What is an EICR?
An EICR is short for Electrical Installation Condition Report.
Previously these were known as PIR’s (Periodic Inspection Reports), but the name has been updated to clarify and standardized with related certificates.
An EICR is an assessment of the property – once it has been undertaken, it is produced as a formal document to detail the specifications of the installation, any defects (from minor to urgent) and whether an electrical installation is deemed safe for continued use by a professional. It must be carried out by an experienced qualified electrician or an approved contractor.
Commonly, these are undertaken in a domestic premises either every 10 years, or during an occupancy change. In rental properties, this timescale is reduced to 5 years OR every change in tenancy.
Having an EICR carried out before purchasing a property is commonplace as it is an inexpensive way to inspect the install and workmanship in the property before purchasing.

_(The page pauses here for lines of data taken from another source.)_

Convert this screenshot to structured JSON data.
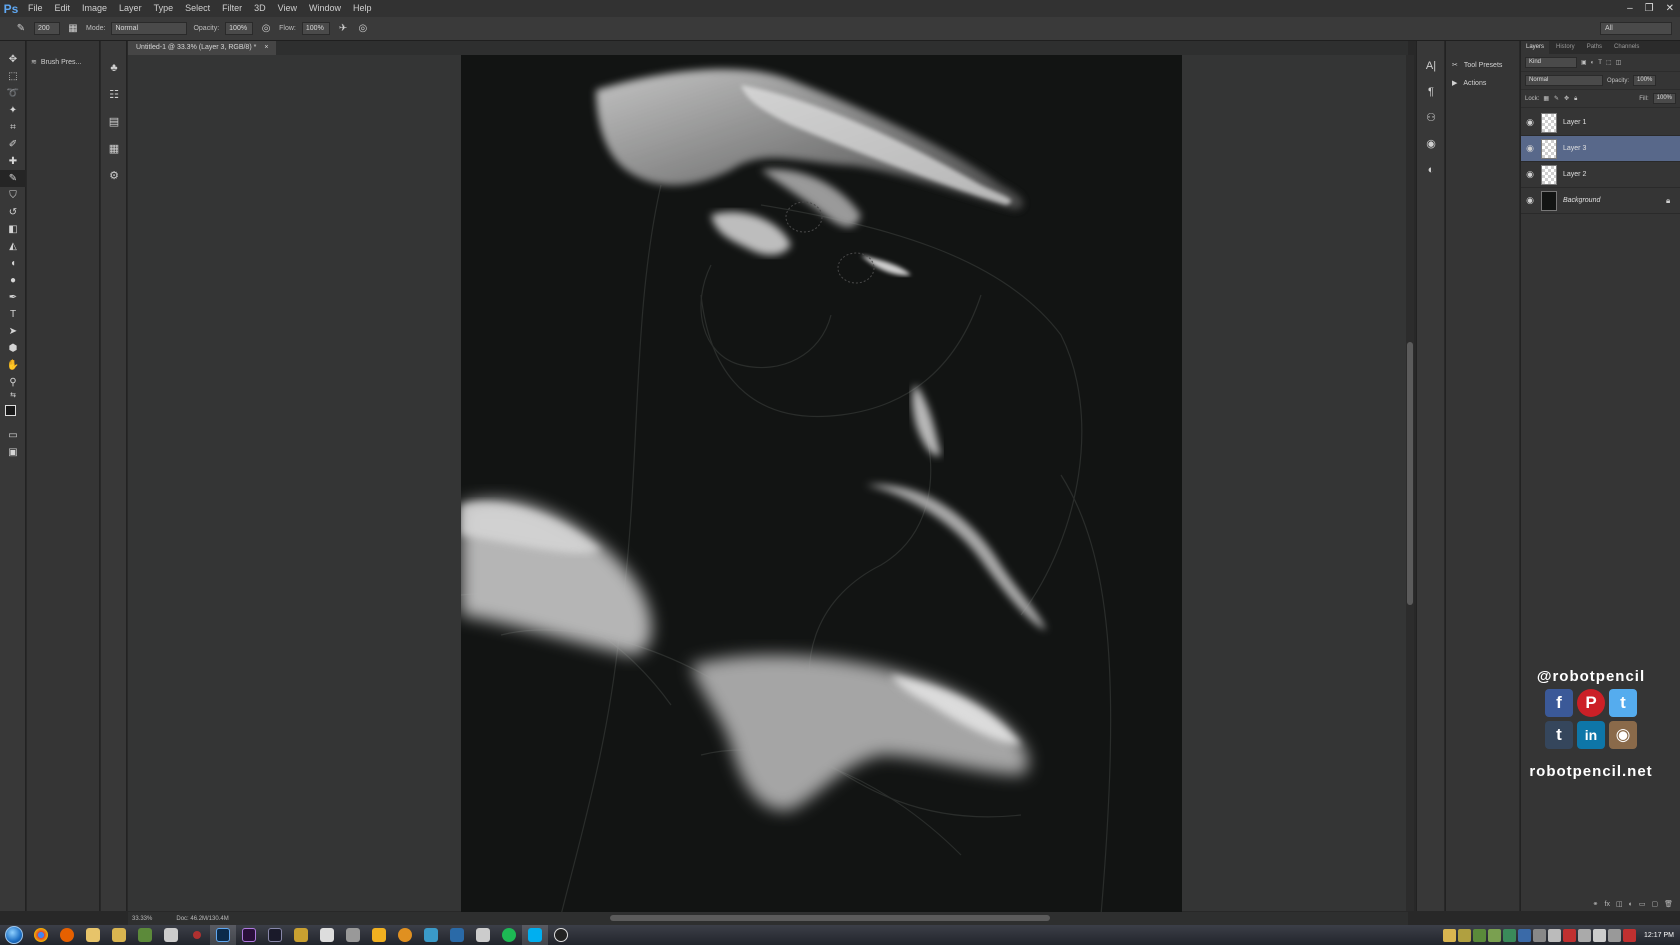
{
  "app": {
    "logo": "Ps",
    "menu": [
      "File",
      "Edit",
      "Image",
      "Layer",
      "Type",
      "Select",
      "Filter",
      "3D",
      "View",
      "Window",
      "Help"
    ],
    "window_controls": [
      "–",
      "❐",
      "✕"
    ]
  },
  "options_bar": {
    "brush_size": "200",
    "mode_label": "Mode:",
    "mode_value": "Normal",
    "opacity_label": "Opacity:",
    "opacity_value": "100%",
    "flow_label": "Flow:",
    "flow_value": "100%",
    "workspace": "All"
  },
  "brush_panel": {
    "label": "Brush Pres..."
  },
  "document": {
    "tab_title": "Untitled-1 @ 33.3% (Layer 3, RGB/8) *",
    "tab_close": "×",
    "zoom": "33.33%",
    "doc_size": "Doc: 46.2M/130.4M"
  },
  "right_mid_dock": {
    "items": [
      {
        "icon": "tool-presets-icon",
        "label": "Tool Presets"
      },
      {
        "icon": "actions-icon",
        "label": "Actions"
      }
    ]
  },
  "layers_panel": {
    "tabs": [
      "Layers",
      "History",
      "Paths",
      "Channels"
    ],
    "active_tab": "Layers",
    "filter_kind": "Kind",
    "blend_mode": "Normal",
    "opacity_label": "Opacity:",
    "opacity_value": "100%",
    "lock_label": "Lock:",
    "fill_label": "Fill:",
    "fill_value": "100%",
    "layers": [
      {
        "name": "Layer 1",
        "visible": true,
        "selected": false,
        "locked": false,
        "thumb": "transparent"
      },
      {
        "name": "Layer 3",
        "visible": true,
        "selected": true,
        "locked": false,
        "thumb": "transparent"
      },
      {
        "name": "Layer 2",
        "visible": true,
        "selected": false,
        "locked": false,
        "thumb": "transparent"
      },
      {
        "name": "Background",
        "visible": true,
        "selected": false,
        "locked": true,
        "thumb": "dark"
      }
    ]
  },
  "social": {
    "handle": "@robotpencil",
    "site": "robotpencil.net",
    "icons": [
      {
        "name": "facebook-icon",
        "glyph": "f",
        "color": "#3b5998"
      },
      {
        "name": "pinterest-icon",
        "glyph": "P",
        "color": "#cb2027"
      },
      {
        "name": "twitter-icon",
        "glyph": "t",
        "color": "#55acee"
      },
      {
        "name": "tumblr-icon",
        "glyph": "t",
        "color": "#35465c"
      },
      {
        "name": "linkedin-icon",
        "glyph": "in",
        "color": "#0e76a8"
      },
      {
        "name": "instagram-icon",
        "glyph": "◉",
        "color": "#8a6a4a"
      }
    ]
  },
  "taskbar": {
    "clock": "12:17 PM"
  }
}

Works carried out during an EICR
- testing of all fixed cabling circuitry and recording values
- investigating fuse box and earthing arrangement
- checking for any damage or wear and tear to components
- looking for anything that may cause overheating or is a risk of causing an electric shock
- find any parts of the installation that don’t conform to the latest IET wiring regulations
- provide a report detailing findings and a recommendations for works/future inspections
- and many more if applicable
Any defects or potential issues are logged and issued with recommendation codes on the EICR – varying by level of severity.
In the same way boilers are tested regularly for maintenance, EICR’s are recommended to be undertaken at regular intervals to verify the installation is safe. By keeping on top of regular checks, it ensures small issues can be rectified early before they turn into costly ones.